The signal transduction mechanisms associated with the ligation of FcgammaRIIA in human neutrophils are as yet only incompletely characterized. In the present study, we have investigated the distribution and fate of FcgammaRIIA following its cross-linking. The results obtained indicate that cross-linking of FcgammaRIIA led, within a few seconds, to its translocation into a nonionic detergent-insoluble fraction. This was followed, within a couple of minutes, by a substantial loss of immunoreactive FcgammaRIIA in the cells. The stimulated degradation of FcgammaRIIA was blocked by the Src kinase inhibitor PP1 but not by wortmannin, ST-638, piceatannol, or cytochalasin B. Cross-linked FcgammaRIIA could be solubilized by saponin (in the presence of Nonidet P-40) and by beta-octylglucoside. Sucrose gradient analysis of the distribution of FcgammaRIIA revealed that its cross-linking led to its translocation into the pellets and not the light buoyant density fractions classically associated with lipid rafts. Disruption of cholesterol-containing membrane microdomains with filipin prevented the degradation of FcgammaRIIA but did not inhibit the stimulation of the pattern of tyrosine phosphorylation or the mobilization of calcium that followed FcgammaRIIA cross-linking. These data suggest that both cholesterol-rich domains and Src kinases are required for the degradation of the activated FcgammaRIIA and provide new insights into the early events following FcgammaRIIA cross-linking.

Cholesterol-modulating agents selectively inhibit calcium influx induced by chemoattractants in human neutrophils.

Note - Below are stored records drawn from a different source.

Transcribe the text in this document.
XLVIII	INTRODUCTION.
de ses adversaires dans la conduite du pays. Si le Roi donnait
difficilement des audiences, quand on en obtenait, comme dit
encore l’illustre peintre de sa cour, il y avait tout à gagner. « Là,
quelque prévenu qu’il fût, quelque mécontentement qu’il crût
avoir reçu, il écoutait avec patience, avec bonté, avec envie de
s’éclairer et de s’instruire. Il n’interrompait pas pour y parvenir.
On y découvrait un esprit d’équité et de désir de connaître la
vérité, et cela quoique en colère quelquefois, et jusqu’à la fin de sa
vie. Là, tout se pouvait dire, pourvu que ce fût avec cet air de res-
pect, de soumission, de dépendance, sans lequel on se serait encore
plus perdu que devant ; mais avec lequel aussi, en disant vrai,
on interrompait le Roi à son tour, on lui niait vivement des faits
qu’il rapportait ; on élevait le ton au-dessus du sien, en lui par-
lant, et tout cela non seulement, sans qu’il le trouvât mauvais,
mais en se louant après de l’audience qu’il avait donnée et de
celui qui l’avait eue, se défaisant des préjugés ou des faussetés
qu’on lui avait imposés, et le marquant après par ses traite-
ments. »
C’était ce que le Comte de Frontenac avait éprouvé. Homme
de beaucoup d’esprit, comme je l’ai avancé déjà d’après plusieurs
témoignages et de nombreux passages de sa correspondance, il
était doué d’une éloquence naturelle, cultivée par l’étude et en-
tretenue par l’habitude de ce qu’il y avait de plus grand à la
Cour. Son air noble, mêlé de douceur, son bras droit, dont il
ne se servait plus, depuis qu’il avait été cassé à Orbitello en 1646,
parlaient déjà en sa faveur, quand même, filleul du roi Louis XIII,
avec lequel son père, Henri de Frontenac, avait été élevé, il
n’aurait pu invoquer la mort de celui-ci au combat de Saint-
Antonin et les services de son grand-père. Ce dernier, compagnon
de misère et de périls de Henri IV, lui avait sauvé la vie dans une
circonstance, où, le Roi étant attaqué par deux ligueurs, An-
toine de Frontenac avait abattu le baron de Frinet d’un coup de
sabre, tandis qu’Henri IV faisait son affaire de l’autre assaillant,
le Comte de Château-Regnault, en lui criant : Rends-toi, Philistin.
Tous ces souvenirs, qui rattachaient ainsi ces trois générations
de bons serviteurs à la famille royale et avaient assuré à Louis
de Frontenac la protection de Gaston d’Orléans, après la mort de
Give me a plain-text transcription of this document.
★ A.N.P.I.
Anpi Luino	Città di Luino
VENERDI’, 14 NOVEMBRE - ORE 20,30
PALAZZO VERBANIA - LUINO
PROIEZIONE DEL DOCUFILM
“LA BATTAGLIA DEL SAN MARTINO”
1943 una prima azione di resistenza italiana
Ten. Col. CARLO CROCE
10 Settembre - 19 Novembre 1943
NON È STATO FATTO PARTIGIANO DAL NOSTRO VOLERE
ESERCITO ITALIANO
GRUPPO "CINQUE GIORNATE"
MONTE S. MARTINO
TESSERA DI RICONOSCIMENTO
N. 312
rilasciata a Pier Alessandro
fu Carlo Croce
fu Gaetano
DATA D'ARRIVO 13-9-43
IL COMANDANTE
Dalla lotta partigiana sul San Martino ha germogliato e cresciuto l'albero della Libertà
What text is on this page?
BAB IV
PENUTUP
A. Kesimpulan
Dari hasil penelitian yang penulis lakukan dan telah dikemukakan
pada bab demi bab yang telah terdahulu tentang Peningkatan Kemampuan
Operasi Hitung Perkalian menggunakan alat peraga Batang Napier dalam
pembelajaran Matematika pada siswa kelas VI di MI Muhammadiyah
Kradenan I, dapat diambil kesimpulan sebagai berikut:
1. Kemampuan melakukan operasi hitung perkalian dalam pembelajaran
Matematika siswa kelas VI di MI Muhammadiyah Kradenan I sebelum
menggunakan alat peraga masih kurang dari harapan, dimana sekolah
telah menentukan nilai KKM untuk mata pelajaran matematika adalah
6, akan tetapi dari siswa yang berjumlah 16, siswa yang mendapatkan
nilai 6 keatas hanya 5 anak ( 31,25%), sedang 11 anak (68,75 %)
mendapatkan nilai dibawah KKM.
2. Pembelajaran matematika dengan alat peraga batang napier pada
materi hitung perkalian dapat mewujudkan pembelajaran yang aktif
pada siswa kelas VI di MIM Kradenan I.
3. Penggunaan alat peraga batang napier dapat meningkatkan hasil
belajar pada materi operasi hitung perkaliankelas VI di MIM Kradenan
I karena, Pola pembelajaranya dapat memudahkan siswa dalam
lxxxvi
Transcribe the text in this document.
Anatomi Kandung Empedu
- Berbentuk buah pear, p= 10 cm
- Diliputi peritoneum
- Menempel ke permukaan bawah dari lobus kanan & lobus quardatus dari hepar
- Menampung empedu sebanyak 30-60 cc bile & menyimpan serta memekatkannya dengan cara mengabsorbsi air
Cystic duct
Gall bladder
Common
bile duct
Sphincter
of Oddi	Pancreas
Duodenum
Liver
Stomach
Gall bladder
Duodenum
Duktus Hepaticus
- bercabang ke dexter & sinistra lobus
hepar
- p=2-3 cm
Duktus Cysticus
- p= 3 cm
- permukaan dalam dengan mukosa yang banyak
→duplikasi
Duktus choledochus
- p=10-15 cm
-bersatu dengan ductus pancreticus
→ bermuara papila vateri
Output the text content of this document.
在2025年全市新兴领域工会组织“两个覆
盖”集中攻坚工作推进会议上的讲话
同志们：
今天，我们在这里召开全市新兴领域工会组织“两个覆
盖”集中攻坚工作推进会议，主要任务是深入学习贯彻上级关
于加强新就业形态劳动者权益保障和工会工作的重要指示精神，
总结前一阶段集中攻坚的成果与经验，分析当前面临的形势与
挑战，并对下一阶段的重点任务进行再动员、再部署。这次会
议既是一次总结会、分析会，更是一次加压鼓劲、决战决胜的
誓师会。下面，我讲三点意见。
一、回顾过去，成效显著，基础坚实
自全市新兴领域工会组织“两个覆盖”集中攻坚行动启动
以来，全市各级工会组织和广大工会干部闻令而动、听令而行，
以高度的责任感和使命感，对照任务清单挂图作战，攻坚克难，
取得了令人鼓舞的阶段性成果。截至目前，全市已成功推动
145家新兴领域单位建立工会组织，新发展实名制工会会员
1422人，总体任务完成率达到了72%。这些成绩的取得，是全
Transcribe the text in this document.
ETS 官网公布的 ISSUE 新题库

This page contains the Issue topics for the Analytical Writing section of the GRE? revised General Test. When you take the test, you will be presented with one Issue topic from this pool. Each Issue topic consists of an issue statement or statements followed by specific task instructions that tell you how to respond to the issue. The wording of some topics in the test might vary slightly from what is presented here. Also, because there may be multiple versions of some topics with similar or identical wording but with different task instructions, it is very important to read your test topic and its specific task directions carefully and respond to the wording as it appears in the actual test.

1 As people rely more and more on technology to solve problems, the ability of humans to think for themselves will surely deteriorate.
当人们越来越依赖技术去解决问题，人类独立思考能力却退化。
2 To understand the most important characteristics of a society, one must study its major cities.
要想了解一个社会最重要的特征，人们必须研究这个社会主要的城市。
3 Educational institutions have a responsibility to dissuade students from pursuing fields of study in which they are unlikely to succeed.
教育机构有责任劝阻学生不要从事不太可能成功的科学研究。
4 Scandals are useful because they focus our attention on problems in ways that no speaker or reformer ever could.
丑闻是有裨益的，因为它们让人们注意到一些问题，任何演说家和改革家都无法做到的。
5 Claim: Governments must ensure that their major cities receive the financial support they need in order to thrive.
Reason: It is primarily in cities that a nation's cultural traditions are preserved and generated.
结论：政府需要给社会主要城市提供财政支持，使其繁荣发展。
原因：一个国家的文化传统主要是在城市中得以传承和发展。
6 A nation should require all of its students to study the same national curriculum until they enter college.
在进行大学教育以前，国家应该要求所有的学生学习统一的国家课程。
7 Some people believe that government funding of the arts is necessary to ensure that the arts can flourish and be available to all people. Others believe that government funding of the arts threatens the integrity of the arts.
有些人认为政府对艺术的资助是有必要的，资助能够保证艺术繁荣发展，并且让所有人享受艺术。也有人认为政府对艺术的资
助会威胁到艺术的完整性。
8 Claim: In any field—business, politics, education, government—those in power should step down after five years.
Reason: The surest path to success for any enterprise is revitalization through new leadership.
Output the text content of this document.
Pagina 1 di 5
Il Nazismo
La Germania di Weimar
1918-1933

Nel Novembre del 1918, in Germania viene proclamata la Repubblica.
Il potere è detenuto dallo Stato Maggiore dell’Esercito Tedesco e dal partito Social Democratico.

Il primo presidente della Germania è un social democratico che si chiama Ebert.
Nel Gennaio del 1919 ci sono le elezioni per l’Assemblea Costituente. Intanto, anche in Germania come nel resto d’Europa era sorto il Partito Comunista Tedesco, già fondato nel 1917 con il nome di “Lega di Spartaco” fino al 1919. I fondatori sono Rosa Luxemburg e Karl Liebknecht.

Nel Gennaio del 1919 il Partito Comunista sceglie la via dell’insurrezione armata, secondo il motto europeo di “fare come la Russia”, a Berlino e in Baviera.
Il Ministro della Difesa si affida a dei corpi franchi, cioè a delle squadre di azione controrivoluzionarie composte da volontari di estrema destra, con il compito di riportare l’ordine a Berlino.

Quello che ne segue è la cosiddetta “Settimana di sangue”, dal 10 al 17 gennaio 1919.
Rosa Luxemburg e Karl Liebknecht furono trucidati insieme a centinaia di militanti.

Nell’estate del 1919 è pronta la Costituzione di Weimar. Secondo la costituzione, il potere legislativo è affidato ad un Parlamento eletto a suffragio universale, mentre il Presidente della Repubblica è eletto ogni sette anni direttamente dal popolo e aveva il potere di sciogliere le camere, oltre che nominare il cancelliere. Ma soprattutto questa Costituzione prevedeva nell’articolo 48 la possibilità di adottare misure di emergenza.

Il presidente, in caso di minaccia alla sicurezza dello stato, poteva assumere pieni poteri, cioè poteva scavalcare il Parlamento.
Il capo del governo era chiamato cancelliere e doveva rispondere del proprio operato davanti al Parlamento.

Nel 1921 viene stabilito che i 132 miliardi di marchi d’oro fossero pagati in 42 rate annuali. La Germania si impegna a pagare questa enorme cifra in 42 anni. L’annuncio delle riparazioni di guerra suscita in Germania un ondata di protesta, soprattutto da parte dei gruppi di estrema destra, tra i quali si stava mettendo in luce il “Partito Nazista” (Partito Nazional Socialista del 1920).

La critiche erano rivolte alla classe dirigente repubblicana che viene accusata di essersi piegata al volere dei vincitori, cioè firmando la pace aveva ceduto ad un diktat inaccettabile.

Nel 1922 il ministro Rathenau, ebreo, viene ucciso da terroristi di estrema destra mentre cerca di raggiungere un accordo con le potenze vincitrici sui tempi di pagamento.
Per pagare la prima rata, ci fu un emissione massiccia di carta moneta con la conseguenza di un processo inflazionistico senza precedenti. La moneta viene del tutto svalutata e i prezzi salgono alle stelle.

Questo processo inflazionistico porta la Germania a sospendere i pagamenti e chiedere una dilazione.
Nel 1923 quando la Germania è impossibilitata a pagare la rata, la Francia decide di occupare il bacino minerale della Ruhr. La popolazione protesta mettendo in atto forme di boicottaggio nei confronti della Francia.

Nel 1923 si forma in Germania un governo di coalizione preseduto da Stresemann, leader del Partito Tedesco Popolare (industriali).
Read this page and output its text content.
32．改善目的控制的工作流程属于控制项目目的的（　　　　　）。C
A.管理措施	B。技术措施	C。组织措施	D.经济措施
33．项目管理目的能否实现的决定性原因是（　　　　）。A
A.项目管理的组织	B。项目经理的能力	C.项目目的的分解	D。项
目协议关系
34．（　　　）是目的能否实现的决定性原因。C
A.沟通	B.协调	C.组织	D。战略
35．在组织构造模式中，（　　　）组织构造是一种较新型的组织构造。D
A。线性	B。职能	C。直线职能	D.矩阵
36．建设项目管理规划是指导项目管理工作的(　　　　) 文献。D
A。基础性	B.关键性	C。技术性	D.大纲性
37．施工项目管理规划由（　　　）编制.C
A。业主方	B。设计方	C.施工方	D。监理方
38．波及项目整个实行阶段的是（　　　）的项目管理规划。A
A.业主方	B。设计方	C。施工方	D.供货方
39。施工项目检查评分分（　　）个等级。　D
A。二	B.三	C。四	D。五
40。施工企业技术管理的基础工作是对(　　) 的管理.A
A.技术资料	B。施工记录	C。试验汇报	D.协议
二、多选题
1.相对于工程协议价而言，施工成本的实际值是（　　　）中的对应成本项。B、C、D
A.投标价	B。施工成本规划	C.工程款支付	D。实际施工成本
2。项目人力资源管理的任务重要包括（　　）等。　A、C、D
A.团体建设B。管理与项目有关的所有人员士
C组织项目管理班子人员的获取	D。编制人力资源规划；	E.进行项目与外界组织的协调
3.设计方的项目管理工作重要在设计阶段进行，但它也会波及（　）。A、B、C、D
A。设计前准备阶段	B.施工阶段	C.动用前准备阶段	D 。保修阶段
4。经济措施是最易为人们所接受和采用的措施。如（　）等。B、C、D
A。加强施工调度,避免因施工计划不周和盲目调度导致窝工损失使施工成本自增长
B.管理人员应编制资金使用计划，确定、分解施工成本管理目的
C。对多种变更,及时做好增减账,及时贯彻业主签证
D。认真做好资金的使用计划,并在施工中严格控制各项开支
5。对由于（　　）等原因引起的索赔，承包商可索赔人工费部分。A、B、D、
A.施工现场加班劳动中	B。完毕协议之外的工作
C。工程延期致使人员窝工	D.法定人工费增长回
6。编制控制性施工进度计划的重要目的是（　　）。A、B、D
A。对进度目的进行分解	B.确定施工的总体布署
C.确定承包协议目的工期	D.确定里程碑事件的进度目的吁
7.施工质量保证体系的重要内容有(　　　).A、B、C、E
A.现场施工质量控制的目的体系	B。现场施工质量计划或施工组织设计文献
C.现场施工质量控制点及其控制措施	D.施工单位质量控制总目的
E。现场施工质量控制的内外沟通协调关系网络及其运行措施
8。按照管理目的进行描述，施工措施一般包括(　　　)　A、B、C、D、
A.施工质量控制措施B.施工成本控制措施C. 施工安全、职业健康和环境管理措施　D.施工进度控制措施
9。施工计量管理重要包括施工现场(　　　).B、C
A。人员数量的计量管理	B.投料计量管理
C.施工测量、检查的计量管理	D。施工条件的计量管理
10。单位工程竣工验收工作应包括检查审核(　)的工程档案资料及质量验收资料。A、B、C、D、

The effects of cholesterol-perturbing agents on the mobilization of calcium induced upon the stimulation of human neutrophils by chemotactic factors were tested. Methyl-beta-cyclodextrin and filipin did not alter the initial peak of calcium mobilization but shortened the duration of the calcium spike that followed the addition of fMet-Leu-Phe. These agents also inhibited the influx of Mn(2+) induced by fMet-Leu-Phe or thapsigargin. Methyl-beta-cyclodextrin and filipin completely abrogated the mobilization of calcium induced by 10(-10) m platelet-activating factor, which at this concentration depends to a major extent on an influx of calcium as well as the influx of calcium induced by 10(-7) m platelet-activating factor. On the other hand, methyl-beta-cyclodextrin and filipin enhanced the mobilization of calcium induced by ligation of FcgammaRIIA, an agonist that did not induce a detectable influx of calcium. Finally, methyl-beta-cyclodextrin and filipin enhanced the stimulation of the profile of tyrosine phosphorylation, the activity of phospholipase D (PLD), and the production of superoxide anions induced by fMet-Leu-Phe. These results suggest that the calcium channels utilized by chemotactic factors in human neutrophils are either located in cholesterol-rich regions of the plasma membrane, or that the mechanisms that lead to their opening depend on the integrity of these microdomains.